Can the intensity distribution behind edges and slits be explaint by the interaction with the surface electrons of the edges?

Question

Reading about diffraction of EM radiation on edges, slits and multi slits as well as about electron diffraction behind a wire I came to the conclusion that the intensity distributions on an observers screen is the result of the interaction between radiation (electron beam) and a quantized field of surface electrons of the edges.

Going pregnant with such an idea, I started to read Physics.StackExchange. In this forum doesn't play a role that intensity pattern occurs behind every edge (in the contour of the geometrical shadow) and not only behind slits. Is it a possible point of view that behind a slit with a large enough distance between the edges of this slit occurs the same patterns like behind a single left edge and a single right edge - if we cut out the images of their intensity patterns and stick them together? I'm searching for arguments that this is not possible. This argumentation I need to contradict my idea about quantized field between photons and the surface electrons from one edge or the edges of single, double or multi slits.

That exists a well accepted and established theory about interference of EM radiation I know by myself, there is no need to talk about this fact. But I don't see a mistake in my explanation and need an argument to step away from my theory.

Beside the traditional point of view about interference of EM waves in the slits region even for single photons or electrons I found in the forum some evidence for the distribution pattern as a result of the quantized field of the interacting electrons from the edge(s): "... the electric field component perpendicular to the surface will be discontinuous, because there is electric field normal to the surface from bound surface charges...". This is an answer from @rob. Is this statement adoptable to my point of view?

I see no way to put this in different questions and hope it will be accepted as one question.

Answer 1

@Holger Fiedler Hi,

Thanks for your comment on my answer here. Here I would like to say that I am an experimental physicist and working on the ultrashort coherent XUV radiation. I have first hand experience with the interference of XUV radiation using double slits.

Your question is very genuine. Long ago I have thought over this question for quite a some time. The first comment made by @John Rennie is very pertinent. He is absolutely right in his saying that the slit material plays no role in the diffraction. If you can make double slit of same width, same separation, same thickness (this is just a practical consideration because with thicker slits alignment of the slit become tedious), same edge roughness you will get same diffraction pattern with any material (be it paper, copper, aluminum, steel or wood). Note that last two requirements of roughness and thickness are not that stringent.

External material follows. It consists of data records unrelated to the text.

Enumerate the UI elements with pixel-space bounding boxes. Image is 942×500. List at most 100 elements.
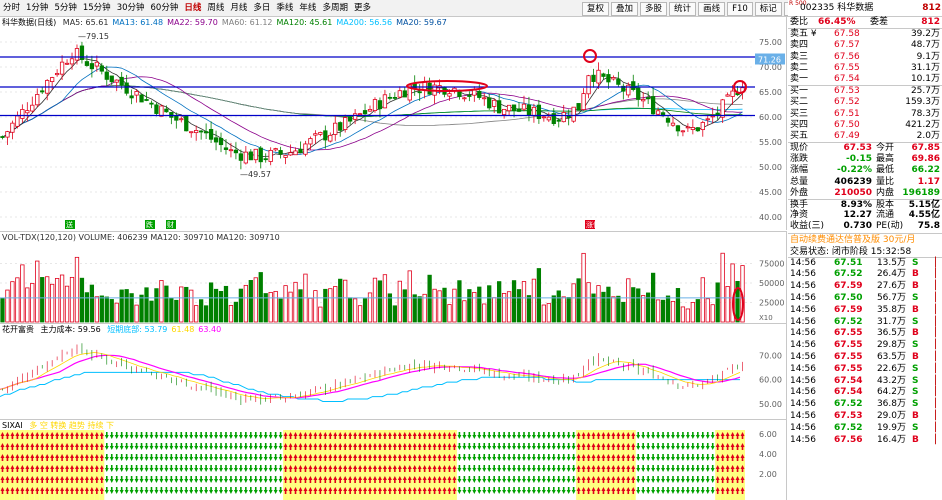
down-arrow-icon: [134, 465, 139, 472]
down-arrow-icon: [109, 487, 114, 494]
up-arrow-icon: [328, 443, 333, 450]
up-arrow-icon: [735, 432, 740, 439]
up-arrow-icon: [94, 465, 99, 472]
candle-body: [556, 119, 561, 122]
period-tab[interactable]: 日线: [184, 3, 202, 13]
ask-row[interactable]: 卖三 67.56 9.1万: [788, 52, 942, 63]
up-arrow-icon: [89, 487, 94, 494]
signal-panel[interactable]: SIXAI 多 空 转换 趋势 持续 下 6.00 4.00 2.00: [0, 419, 787, 500]
ask-row[interactable]: 卖二 67.55 31.1万: [788, 63, 942, 74]
up-arrow-icon: [40, 465, 45, 472]
bid-row[interactable]: 买二 67.52 159.3万: [788, 97, 942, 108]
toolbar-button[interactable]: 复权: [582, 2, 610, 16]
candle-body: [447, 93, 452, 97]
tick-price: 67.55: [834, 328, 863, 339]
volume-bar: [258, 272, 263, 323]
down-arrow-icon: [705, 465, 710, 472]
down-arrow-icon: [670, 487, 675, 494]
cost-panel[interactable]: 花开富贵 主力成本: 59.56 短期底部: 53.79 61.48 63.40 7…: [0, 323, 787, 419]
bid-row[interactable]: 买五 67.49 2.0万: [788, 131, 942, 142]
candle-body: [298, 148, 303, 153]
kline-panel[interactable]: 科华数据(日线) MA5: 65.61 MA13: 61.48 MA22: 59.7…: [0, 17, 787, 230]
promo-banner[interactable]: 自动续费通达信普及版 30元/月: [788, 232, 942, 246]
ask-row[interactable]: 卖五 ¥ 67.58 39.2万: [788, 29, 942, 40]
volume-bar: [149, 300, 154, 323]
toolbar-button[interactable]: 多股: [640, 2, 668, 16]
down-arrow-icon: [169, 454, 174, 461]
up-arrow-icon: [626, 465, 631, 472]
up-arrow-icon: [308, 465, 313, 472]
toolbar-button[interactable]: 画线: [698, 2, 726, 16]
tick-side: B: [912, 351, 919, 362]
up-arrow-icon: [427, 487, 432, 494]
down-arrow-icon: [690, 465, 695, 472]
period-tab[interactable]: 60分钟: [150, 3, 179, 13]
quote-sidebar: R 500 002335 科华数据 812 委比 66.45% 委差 812 卖…: [788, 0, 942, 500]
up-arrow-icon: [427, 443, 432, 450]
period-tab[interactable]: 30分钟: [116, 3, 145, 13]
volume-bar: [50, 283, 55, 323]
up-arrow-icon: [348, 487, 353, 494]
period-tab[interactable]: 更多: [353, 3, 371, 13]
up-arrow-icon: [89, 465, 94, 472]
candle-body: [467, 95, 472, 97]
period-tab[interactable]: 多日: [253, 3, 271, 13]
toolbar-button[interactable]: 标记: [754, 2, 782, 16]
volume-bar: [397, 280, 402, 323]
signal-band: [9, 430, 15, 500]
period-tab[interactable]: 分时: [3, 3, 21, 13]
signal-chart[interactable]: 6.00 4.00 2.00: [0, 420, 787, 500]
down-arrow-icon: [685, 465, 690, 472]
up-arrow-icon: [621, 476, 626, 483]
tick-volume: 31.7万: [876, 316, 906, 327]
volume-bar: [482, 303, 487, 323]
bid-row[interactable]: 买三 67.51 78.3万: [788, 109, 942, 120]
period-tab[interactable]: 1分钟: [26, 3, 49, 13]
toolbar-button[interactable]: 叠加: [611, 2, 639, 16]
volume-bar: [328, 288, 333, 323]
period-tab[interactable]: 季线: [276, 3, 294, 13]
up-arrow-icon: [740, 465, 745, 472]
bid-row[interactable]: 买一 67.53 25.7万: [788, 86, 942, 97]
period-tab[interactable]: 多周期: [322, 3, 348, 13]
volume-chart[interactable]: 75000 50000 25000 X10: [0, 232, 787, 323]
down-arrow-icon: [546, 432, 551, 439]
ask-row[interactable]: 卖四 67.57 48.7万: [788, 40, 942, 51]
up-arrow-icon: [20, 454, 25, 461]
up-arrow-icon: [427, 432, 432, 439]
toolbar-button[interactable]: 统计: [669, 2, 697, 16]
period-tab[interactable]: 15分钟: [82, 3, 111, 13]
down-arrow-icon: [179, 465, 184, 472]
tick-price: 67.59: [834, 304, 863, 315]
candle-body: [492, 99, 497, 107]
up-arrow-icon: [0, 465, 5, 472]
down-arrow-icon: [144, 454, 149, 461]
stat-row: 总量 406239 量比 1.17: [788, 177, 942, 188]
kline-chart[interactable]: 75.00 70.00 65.00 60.00 55.00 50.00 45.00 40.00…: [0, 17, 787, 230]
up-arrow-icon: [40, 487, 45, 494]
cost-chart[interactable]: 70.00 60.00 50.00: [0, 324, 787, 419]
up-arrow-icon: [283, 465, 288, 472]
period-tab[interactable]: 月线: [230, 3, 248, 13]
candle-body: [631, 81, 636, 90]
down-arrow-icon: [507, 432, 512, 439]
up-arrow-icon: [50, 454, 55, 461]
down-arrow-icon: [467, 465, 472, 472]
up-arrow-icon: [298, 487, 303, 494]
toolbar-button[interactable]: F10: [727, 2, 753, 16]
down-arrow-icon: [705, 487, 710, 494]
up-arrow-icon: [442, 465, 447, 472]
up-arrow-icon: [333, 476, 338, 483]
period-tab[interactable]: 年线: [299, 3, 317, 13]
bid-row[interactable]: 买四 67.50 421.2万: [788, 120, 942, 131]
ask-row[interactable]: 卖一 67.54 10.1万: [788, 74, 942, 85]
volume-bar: [561, 296, 566, 323]
stat-label: 最高: [876, 154, 895, 165]
period-tab[interactable]: 周线: [207, 3, 225, 13]
volume-panel[interactable]: VOL-TDX(120,120) VOLUME: 406239 MA120: 3…: [0, 231, 787, 323]
period-tab[interactable]: 5分钟: [54, 3, 77, 13]
down-arrow-icon: [477, 487, 482, 494]
tick-row: 14:56 67.54 64.2万 S ▏: [788, 387, 942, 399]
down-arrow-icon: [223, 454, 228, 461]
candle-body: [700, 122, 705, 131]
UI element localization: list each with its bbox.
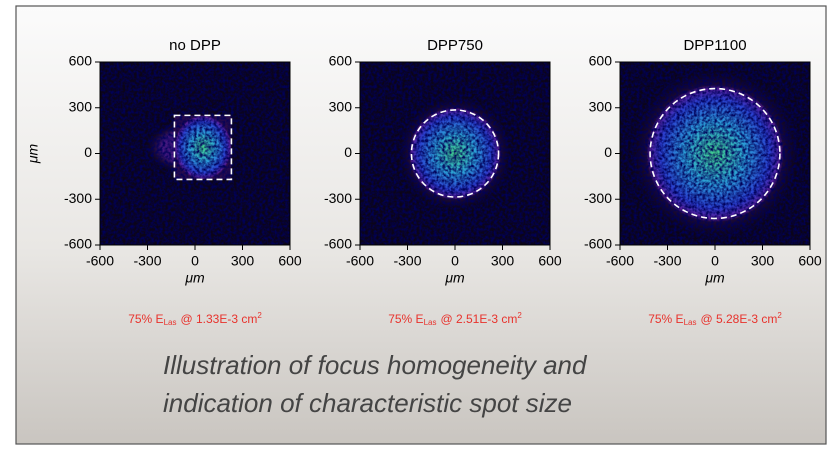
x-tick-label: -600 [606, 253, 634, 269]
x-tick-label: -600 [346, 253, 374, 269]
x-tick-label: -300 [653, 253, 681, 269]
spot-outline [410, 109, 500, 198]
x-tick-label: 0 [451, 253, 459, 269]
spot-outline [173, 114, 233, 181]
x-axis-label: μm [704, 270, 725, 286]
y-axis-label: μm [25, 144, 41, 165]
x-tick-label: 300 [231, 253, 255, 269]
y-tick-label: -300 [324, 190, 352, 206]
x-tick-label: 300 [751, 253, 775, 269]
caption: indication of characteristic spot size [163, 388, 572, 418]
y-tick-label: 0 [84, 144, 92, 160]
annotation-subscript: Las [424, 318, 437, 327]
y-tick-label: -600 [584, 236, 612, 252]
y-tick-label: 0 [344, 144, 352, 160]
annotation-subscript: Las [164, 318, 177, 327]
y-tick-label: 600 [69, 53, 93, 69]
annotation-text: 75% E [388, 312, 423, 326]
y-tick-label: -600 [324, 236, 352, 252]
panel-title: DPP750 [427, 37, 483, 54]
annotation-text: 75% E [648, 312, 683, 326]
x-tick-label: -300 [133, 253, 161, 269]
annotation: 75% ELas @ 2.51E-3 cm2 [388, 311, 522, 327]
x-axis-label: μm [184, 270, 205, 286]
annotation-value: @ 1.33E-3 cm [180, 312, 257, 326]
y-tick-label: 0 [604, 144, 612, 160]
x-tick-label: 600 [538, 253, 562, 269]
annotation-superscript: 2 [517, 311, 522, 320]
y-tick-label: -300 [584, 190, 612, 206]
annotation-superscript: 2 [257, 311, 262, 320]
x-tick-label: 0 [711, 253, 719, 269]
y-tick-label: -300 [64, 190, 92, 206]
y-tick-label: -600 [64, 236, 92, 252]
annotation-superscript: 2 [777, 311, 782, 320]
panel-title: DPP1100 [683, 37, 746, 54]
annotation-subscript: Las [684, 318, 697, 327]
annotation-value: @ 2.51E-3 cm [440, 312, 517, 326]
annotation-value: @ 5.28E-3 cm [700, 312, 777, 326]
panel-title: no DPP [169, 37, 221, 54]
x-tick-label: -600 [86, 253, 114, 269]
y-tick-label: 300 [329, 98, 353, 114]
speckle [360, 62, 550, 245]
x-tick-label: 300 [491, 253, 515, 269]
spot-outline [649, 87, 781, 220]
annotation-text: 75% E [128, 312, 163, 326]
y-tick-label: 600 [589, 53, 613, 69]
x-tick-label: 600 [798, 253, 822, 269]
caption: Illustration of focus homogeneity and [163, 350, 588, 380]
y-tick-label: 300 [69, 98, 93, 114]
speckle [620, 62, 810, 245]
x-tick-label: -300 [393, 253, 421, 269]
y-tick-label: 300 [589, 98, 613, 114]
x-axis-label: μm [444, 270, 465, 286]
x-tick-label: 600 [278, 253, 302, 269]
annotation: 75% ELas @ 1.33E-3 cm2 [128, 311, 262, 327]
annotation: 75% ELas @ 5.28E-3 cm2 [648, 311, 782, 327]
speckle [100, 62, 290, 245]
x-tick-label: 0 [191, 253, 199, 269]
y-tick-label: 600 [329, 53, 353, 69]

To test this assumption I would like to suggest you to make a simulation. I presume that you must be familiar with some high level programming language like matlab or python.

Take a plane wave of wave vector $k$ (since you are dealing with time stationary diffraction you do not need $\omega t$ term) write the wave equation $exp\left(i kr\right)$, now construct two slits of width w and separation d and finally a screen at distance D. Take several points on the screen and on slits. Now trace the rays and calculate path from above equation and construct the intensity distribution on the plate by overlapping all the rays from double slit on a single point of screen.

The simulated interference pattern will be an exact replica of the observed diffraction pattern (If you can do such experiment). I have tested this myself, the matching between these two spectra is quantitative. Once you have made such program you can change your incident pulse to anything you like and so on or you can easily convert it into the simulation of knife edge.

The idea behind suggestion for making this simulation (where we did not consider any interaction between light and the electrons present in slit) is to illustrate that the wave nature of the light is responsible for the diffraction and not the interaction of the electrons at the edge of the slit. The interaction of the electrons in material is responsible for blocking of light.

I would like to mention that you can deduce all the above things (at least qualitatively) via very basic equations for plane wave but in my opinion by making such program you can see the effect of changing the parameters on the actual diffraction pattern and seeing is believing.

PS: If you like I can upload python code of my simulation.